Mais d'un autre coté, je remarque qu'il y a une véritable chasse
aux sorcières en règle, où tout ce qui ne relève
pas de la médecine dite officielle est soit considéré
comme du charlatanisme, soit comme étant une secte. On se demande bien
qui, de ces deux tendances, a l'esprit le plus sectaire ! Quel dommage, surtout,
que de priver des personnes en souffrance, ou en quête de sens, de pratiques
qui pourraient leur apporter un apaisement et un réel bien-être.
C'est manquer de sagesse, même s'il faut faire preuve en même
temps de prudence et de discernement face à d'éventuelles dérives.

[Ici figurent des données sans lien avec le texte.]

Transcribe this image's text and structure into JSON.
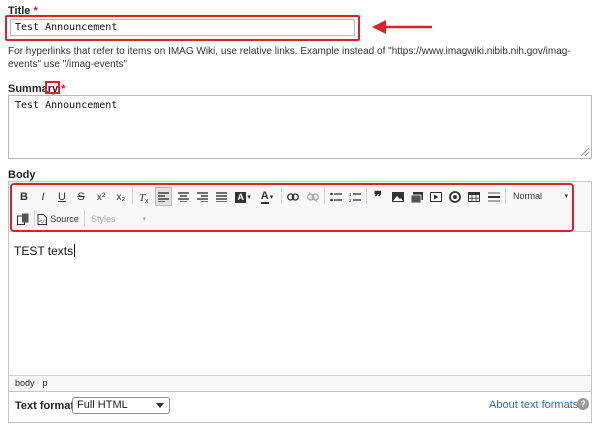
{
  "title_field": {
    "label": "Title",
    "required_mark": "*",
    "value": "Test Announcement"
  },
  "help_text": "For hyperlinks that refer to items on IMAG Wiki, use relative links. Example instead of \"https://www.imagwiki.nibib.nih.gov/imag-events\" use \"/imag-events\"",
  "summary_field": {
    "label": "Summary",
    "required_mark": "*",
    "value": "Test Announcement"
  },
  "body_field": {
    "label": "Body",
    "content": "TEST texts",
    "toolbar": {
      "bold": "B",
      "italic": "I",
      "underline": "U",
      "strike": "S",
      "superscript": "x²",
      "subscript": "x₂",
      "source_label": "Source",
      "styles_label": "Styles",
      "format_label": "Normal",
      "text_color_label": "A",
      "bg_color_label": "A",
      "blockquote": "❞"
    },
    "path": [
      "body",
      "p"
    ]
  },
  "text_format": {
    "label": "Text format",
    "selected": "Full HTML",
    "about_link": "About text formats"
  },
  "colors": {
    "highlight": "#d0272d",
    "link": "#2a6db0",
    "required": "#c8102e"
  }
}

Auriez-vous un exercice pratique d'inspiration "Reiki" que les lecteurs pourraient mettre en pratique, sans devoir passer par l'initiation ? (Nous avons en effet une page complète dédiée à des exercices pour travailler sur les énergies subtiles. Vous aurez compris que ce sont donc des exercices accessibles, sans danger !).
Il y a,
dans l'enseignement du Reiki, une pratique, connue de toutes les traditions
spirituelle, mais qui a un sens particulier dans notre approche, que l'on
appelle "gasshô". C'est à la fois une posture du corps
et de l'esprit. C'est très simple à pratiquer, et l'impact peut
se faire sentir rapidement, même si l'initiation du Reiki en accroît
considérablement le ressenti. Mais gasshô est bien plus qu’une
simple gestuelle à adopter. C’est en réalité une
attitude, une façon d’être, celle d’exprimer ce que
nous sommes véritablement. Gasshô nous ramène dans l’espace
de non-séparation, main-tenant ! Ce pourrait être considéré
à la fois comme une pratique de kiko (qi-gong japonais) et une forme
de méditation.
Pour la pratiquer, veuillez dopter la posture assise qui vous convient. L'essentiel
est d'être confortable, le dos droit, et le plus détendu possible.

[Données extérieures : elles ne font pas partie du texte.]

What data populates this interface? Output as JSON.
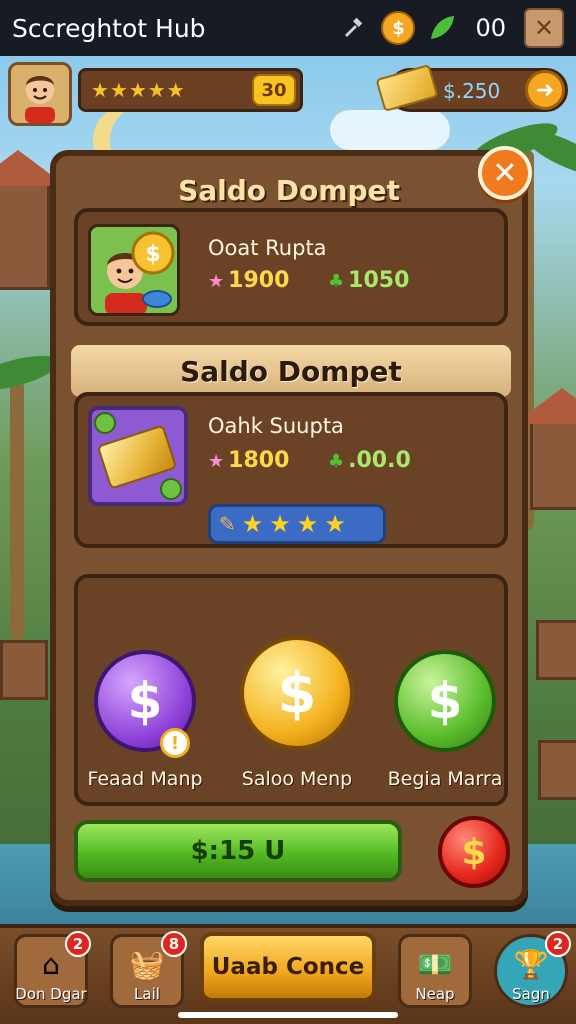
{
  "statusbar": {
    "title": "Sccreghtot Hub",
    "coin_symbol": "$",
    "count": "00",
    "close_glyph": "✕"
  },
  "header": {
    "stars": "★★★★★",
    "level": "30",
    "balance": "$.250",
    "arrow_glyph": "➜"
  },
  "panel": {
    "title": "Saldo Dompet",
    "close_glyph": "✕",
    "card1": {
      "name": "Ooat Rupta",
      "stat_pink": "1900",
      "stat_green": "1050"
    },
    "section_title": "Saldo Dompet",
    "card2": {
      "name": "Oahk Suupta",
      "stat_pink": "1800",
      "stat_green": ".00.0",
      "star_glyphs": [
        "★",
        "★",
        "★",
        "★"
      ]
    },
    "coins": [
      {
        "label": "Feaad Manp",
        "symbol": "$"
      },
      {
        "label": "Saloo Menp",
        "symbol": "$"
      },
      {
        "label": "Begia Marra",
        "symbol": "$"
      }
    ],
    "info_glyph": "!",
    "green_button": "$:15 U",
    "red_coin_symbol": "$"
  },
  "bottom_nav": {
    "items": [
      {
        "label": "Don Dgar",
        "badge": "2",
        "icon": "house-icon"
      },
      {
        "label": "Lail",
        "badge": "8",
        "icon": "shop-basket-icon"
      },
      {
        "label": "Neap",
        "badge": "",
        "icon": "cash-stack-icon"
      },
      {
        "label": "Sagn",
        "badge": "2",
        "icon": "trophy-icon"
      }
    ],
    "center_button": "Uaab Conce"
  },
  "colors": {
    "panel_wood": "#7a5232",
    "accent_gold": "#f7c423",
    "button_green": "#4fb521",
    "button_red": "#e5261c"
  }
}
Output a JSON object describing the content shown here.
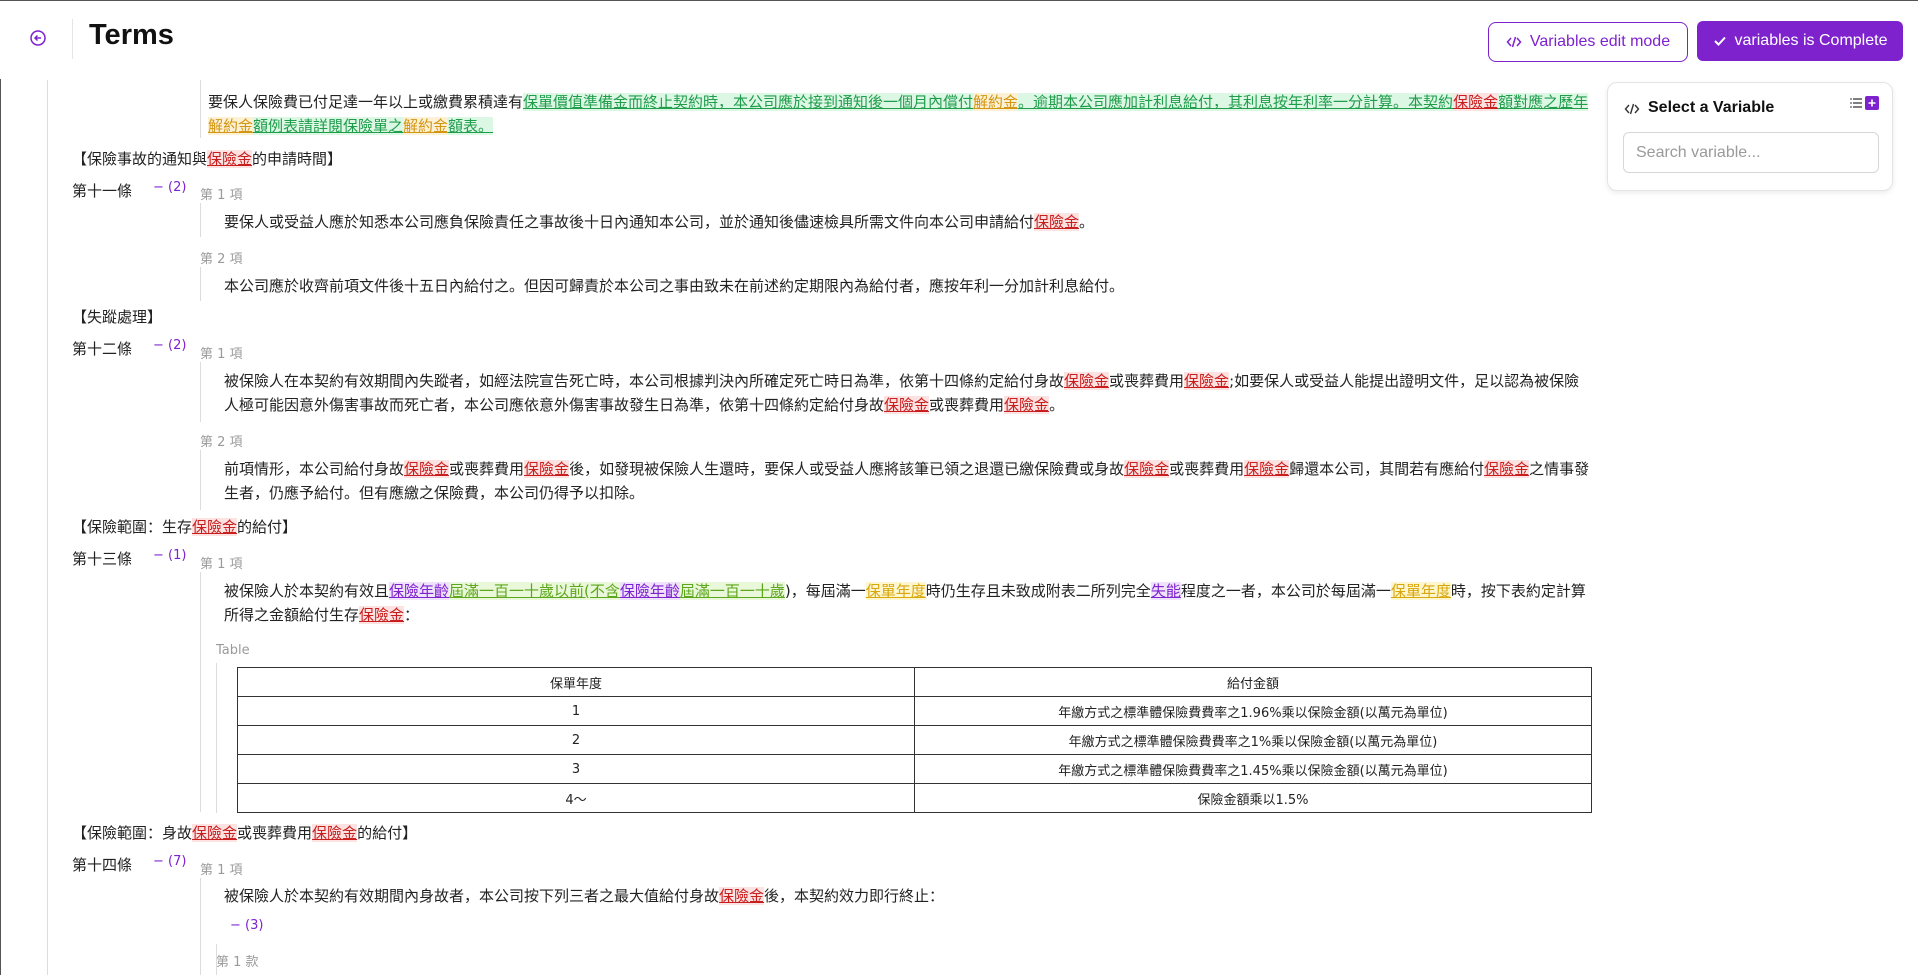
{
  "header": {
    "title": "Terms",
    "edit_mode_label": "Variables edit mode",
    "complete_label": "variables is Complete"
  },
  "variable_panel": {
    "title": "Select a Variable",
    "search_placeholder": "Search variable..."
  },
  "colors": {
    "accent": "#7e22ce",
    "red_var": "#c81e1e",
    "green_var": "#1f9d4b",
    "orange_var": "#d39612"
  },
  "content": {
    "top_para": {
      "a": "要保人保險費已付足達一年以上或繳費累積達有",
      "b": "保單價值準備金而終止契約時，本公司應於接到通知後一個月內償付",
      "c": "解約金",
      "d": "。逾期本公司應加計利息給付，其利息按年利率一分計算。本契約",
      "e": "保險金",
      "f": "額對應之歷年",
      "g": "解約金",
      "h": "額例表請詳閱保險單之",
      "i": "解約金",
      "j": "額表。"
    },
    "sec1": {
      "a": "【保險事故的通知與",
      "b": "保險金",
      "c": "的申請時間】"
    },
    "art11": {
      "label": "第十一條",
      "count": "− (2)",
      "item1": "第 1 項",
      "item2": "第 2 項",
      "p1a": "要保人或受益人應於知悉本公司應負保險責任之事故後十日內通知本公司，並於通知後儘速檢具所需文件向本公司申請給付",
      "p1b": "保險金",
      "p1c": "。",
      "p2": "本公司應於收齊前項文件後十五日內給付之。但因可歸責於本公司之事由致未在前述約定期限內為給付者，應按年利一分加計利息給付。"
    },
    "sec2": "【失蹤處理】",
    "art12": {
      "label": "第十二條",
      "count": "− (2)",
      "item1": "第 1 項",
      "item2": "第 2 項",
      "p1a": "被保險人在本契約有效期間內失蹤者，如經法院宣告死亡時，本公司根據判決內所確定死亡時日為準，依第十四條約定給付身故",
      "p1b": "保險金",
      "p1c": "或喪葬費用",
      "p1d": "保險金",
      "p1e": ";如要保人或受益人能提出證明文件，足以認為被保險人極可能因意外傷害事故而死亡者，本公司應依意外傷害事故發生日為準，依第十四條約定給付身故",
      "p1f": "保險金",
      "p1g": "或喪葬費用",
      "p1h": "保險金",
      "p1i": "。",
      "p2a": "前項情形，本公司給付身故",
      "p2b": "保險金",
      "p2c": "或喪葬費用",
      "p2d": "保險金",
      "p2e": "後，如發現被保險人生還時，要保人或受益人應將該筆已領之退還已繳保險費或身故",
      "p2f": "保險金",
      "p2g": "或喪葬費用",
      "p2h": "保險金",
      "p2i": "歸還本公司，其間若有應給付",
      "p2j": "保險金",
      "p2k": "之情事發生者，仍應予給付。但有應繳之保險費，本公司仍得予以扣除。"
    },
    "sec3": {
      "a": "【保險範圍：生存",
      "b": "保險金",
      "c": "的給付】"
    },
    "art13": {
      "label": "第十三條",
      "count": "− (1)",
      "item1": "第 1 項",
      "pa": "被保險人於本契約有效且",
      "pb": "保險年齡",
      "pc": "屆滿一百一十歲以前(不含",
      "pd": "保險年齡",
      "pe": "屆滿一百一十歲",
      "pf": ")，每屆滿一",
      "pg": "保單年度",
      "ph": "時仍生存且未致成附表二所列完全",
      "pi": "失能",
      "pj": "程度之一者，本公司於每屆滿一",
      "pk": "保單年度",
      "pl": "時，按下表約定計算所得之金額給付生存",
      "pm": "保險金",
      "pn": "：",
      "table_label": "Table",
      "table_headers": [
        "保單年度",
        "給付金額"
      ],
      "table_rows": [
        [
          "1",
          "年繳方式之標準體保險費費率之1.96%乘以保險金額(以萬元為單位)"
        ],
        [
          "2",
          "年繳方式之標準體保險費費率之1%乘以保險金額(以萬元為單位)"
        ],
        [
          "3",
          "年繳方式之標準體保險費費率之1.45%乘以保險金額(以萬元為單位)"
        ],
        [
          "4～",
          "保險金額乘以1.5%"
        ]
      ]
    },
    "sec4": {
      "a": "【保險範圍：身故",
      "b": "保險金",
      "c": "或喪葬費用",
      "d": "保險金",
      "e": "的給付】"
    },
    "art14": {
      "label": "第十四條",
      "count": "− (7)",
      "item1": "第 1 項",
      "pa": "被保險人於本契約有效期間內身故者，本公司按下列三者之最大值給付身故",
      "pb": "保險金",
      "pc": "後，本契約效力即行終止：",
      "sub_count": "− (3)",
      "sub_label": "第 1 款"
    }
  }
}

Puis, vous joignez les mains, paumes l'une contre l'autre, au niveau du sternum
_/|\_ . Vous demeurer ainsi, l'esprit centré sur la posture tout en
respirant tranquillement, en pleine conscience, le temps nécessaire
et selon vos possibilités. Avec l'entraînement, on peut rester
facilement une quinzaine de minutes sans ressentir de tension. Mais il ne
s'agit pas ici de performance pour autant, mais plutôt de tourner son
attention vers l'intérieur. Adopter le geste pur du gasshô amène
un profond lâcher prise, une ouverture inouïe, et nous relie à
l'espace du coeur. On pourrait encore ajouter que, selon la médecine
chinoise, ce "mûdra" (et les sentiments qu'il fait naître
en nous), harmonise les énergies yin-yang, ainsi que les deux hémisphères
cérébraux, nous connecte aux sentiments de gratitude et d'amour-compassion,
renforce et équilibre l'énergie de la loge du poumon (dont l'émotion
prédominante est la tristesse lorsque celle-ci est affaiblie). D'où
le fait de pouvoir ensuite "respirer la vie à plein poumon"
et d'honorer le Vivant à chaque instant. Ce geste-attitude favorise
ce que je nomme l'empathie spirituelle, qui n'est pas d'être en lien
seulement avec la peine et la douleur des personnes soignées, mais
aussi avec leur nature profonde, qui est au-delà de toute notion de
souffrance.
Avez-vous une actualité (une sortie de livre ou un stage spécifique) à mettre en avant ?
Si utile, il me semble approprié d'annoncer la parution de mon dernier livre "L'essence sacrée du Reiki", paru chez Grancher, qui est le fruit de plus de 25 ans d'enseignement et le plus abouti de tous ceux que j'ai publié.